Lots of charities also run fundraising events at this time of year. The Church Urban Fund (CUF) and Southwark Cathedral are running sponsored SleepOuts; Samaritans Purse continue with Operation Christmas Child (my daughter, who remembers taking part in this when she was young, has just started this tradition with her own children aged one year and three years). Christmas jumpers, Elvie Selfies and virtual presents (where donations are made to charities in lieu of gifts (or cards) – the list is endless.
And it is this acceptance of fundraising, and in some cases the need to take part and belong in the lead up to Christmas Day, that makes this an interesting time for parishes, especially those actively involved in fundraising campaigns. With this in mind, make sure you have information about your fundraising campaign readily available to hand out to visitors who may only visit your church at this time of year. This may not close any ‘funding shortfall’ but it will help raise awareness of what is going on.
Colourful plans of the proposed scheme, with photos that chart the progress to date, can help to draw people into what you are doing. Hand-outs should, ideally, be visually striking and inspiring – colourful with pictures and photos and not too many words – with information on ‘how to donate’ clearly marked. This makes it as easy as possible for those who wish to leave a gift to do so.
Include this information in your pew sheet (if used) as well and think about supplying a donation envelope (similar to those used for visiting guests) with a Gift Aid declaration to be completed (to make the most of the opportunity!) and left at the church. This technique can sometimes elicit an immediate response.
The same information on your church website (if you have one), or in e-newsletters (if you send them) with links back to an online–giving page will help to keep interested parties informed.
If you already have a JustGiving page, have a look at their Christmas offering. They are offering a Facebook promotion to any charity launching a Campaign Page with #lifechangers in the story and raising £500 before the 30th November 2016 – please do read the T&C’s if you are interested in their offer!

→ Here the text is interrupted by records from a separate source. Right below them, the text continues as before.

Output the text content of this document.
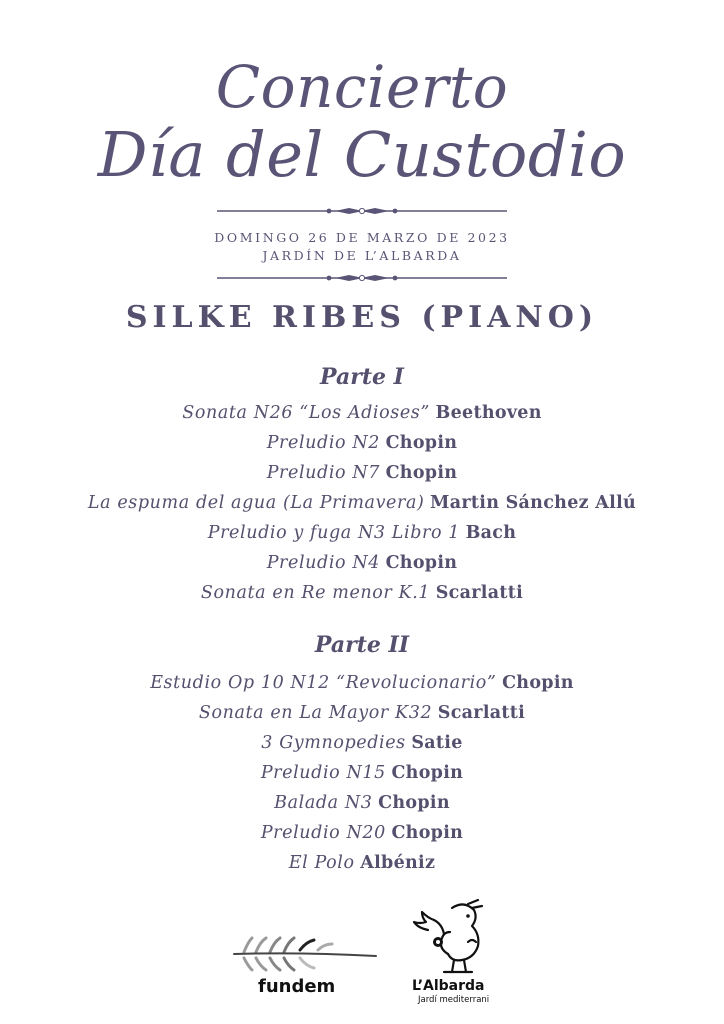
Concierto
Día del Custodio
DOMINGO 26 DE MARZO DE 2023
JARDÍN DE L’ALBARDA
SILKE RIBES (PIANO)
Parte I
Sonata N26 “Los Adioses” Beethoven
Preludio N2 Chopin
Preludio N7 Chopin
La espuma del agua (La Primavera) Martin Sánchez Allú
Preludio y fuga N3 Libro 1 Bach
Preludio N4 Chopin
Sonata en Re menor K.1 Scarlatti
Parte II
Estudio Op 10 N12 “Revolucionario” Chopin
Sonata en La Mayor K32 Scarlatti
3 Gymnopedies Satie
Preludio N15 Chopin
Balada N3 Chopin
Preludio N20 Chopin
El Polo Albéniz
fundem	L’Albarda
Jardí mediterrani
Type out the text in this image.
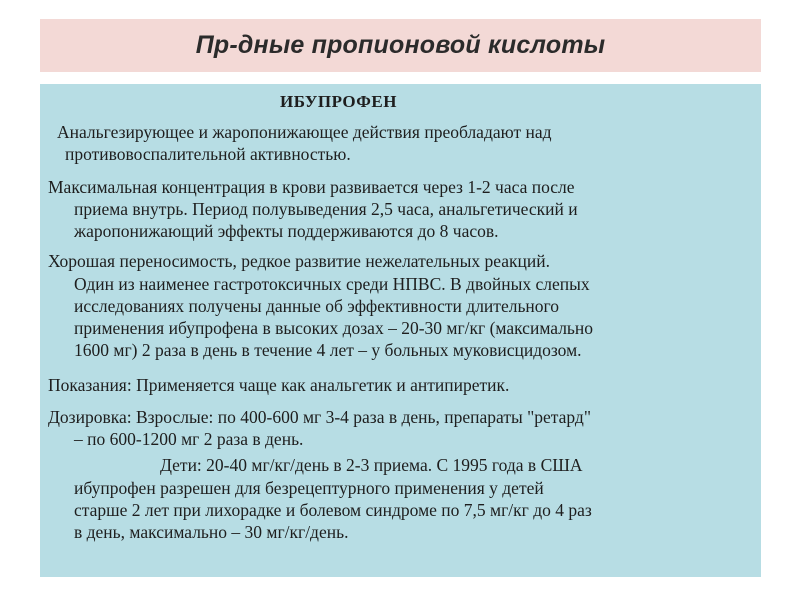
Пр-дные пропионовой кислоты

ИБУПРОФЕН

Анальгезирующее и жаропонижающее действия преобладают над

противовоспалительной активностью.

Максимальная концентрация в крови развивается через 1-2 часа после

приема внутрь. Период полувыведения 2,5 часа, анальгетический и

жаропонижающий эффекты поддерживаются до 8 часов.

Хорошая переносимость, редкое развитие нежелательных реакций.

Один из наименее гастротоксичных среди НПВС. В двойных слепых

исследованиях получены данные об эффективности длительного

применения ибупрофена в высоких дозах – 20-30 мг/кг (максимально

1600 мг) 2 раза в день в течение 4 лет – у больных муковисцидозом.

Показания: Применяется чаще как анальгетик и антипиретик.

Дозировка: Взрослые: по 400-600 мг 3-4 раза в день, препараты "ретард"

– по 600-1200 мг 2 раза в день.

Дети: 20-40 мг/кг/день в 2-3 приема. С 1995 года в США

ибупрофен разрешен для безрецептурного применения у детей

старше 2 лет при лихорадке и болевом синдроме по 7,5 мг/кг до 4 раз

в день, максимально – 30 мг/кг/день.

If you are not already registered with JustGiving, it may be worth checking out an offer from the National Churches Trust who are giving, churches, chapels and meeting houses the opportunity to join JustGiving for FREE. This gives access to the whole JustGiving platform, and saves the usual £15 a month subscription fee. Churches that already have a JustGiving subscription are also eligible to take part, although fees already charged will not be refunded.
And finally, another top tip:
Parishes who are planning to fundraise next year may wish to look at The Big Give and their annual Christmas Challenge. Running for 4 days (Tuesday 29 November to Friday 2 December this year but applications are now closed), the Christmas Challenge is the UK’s biggest on-line match funding campaign, helping UK-registered charities raise funds for their cause. The match funding comes from a variety of sources including commitments from a charity’s own key supporters as well as the Big Give ‘Champions’. The Christmas Challenge page features a ‘filter by category’ (including ‘religious’ to help donors zone in to their area of interest). The Big Give also run other campaigns throughout the year so why not consider registering your parish on their website to help engage a wider audience for your fundraising.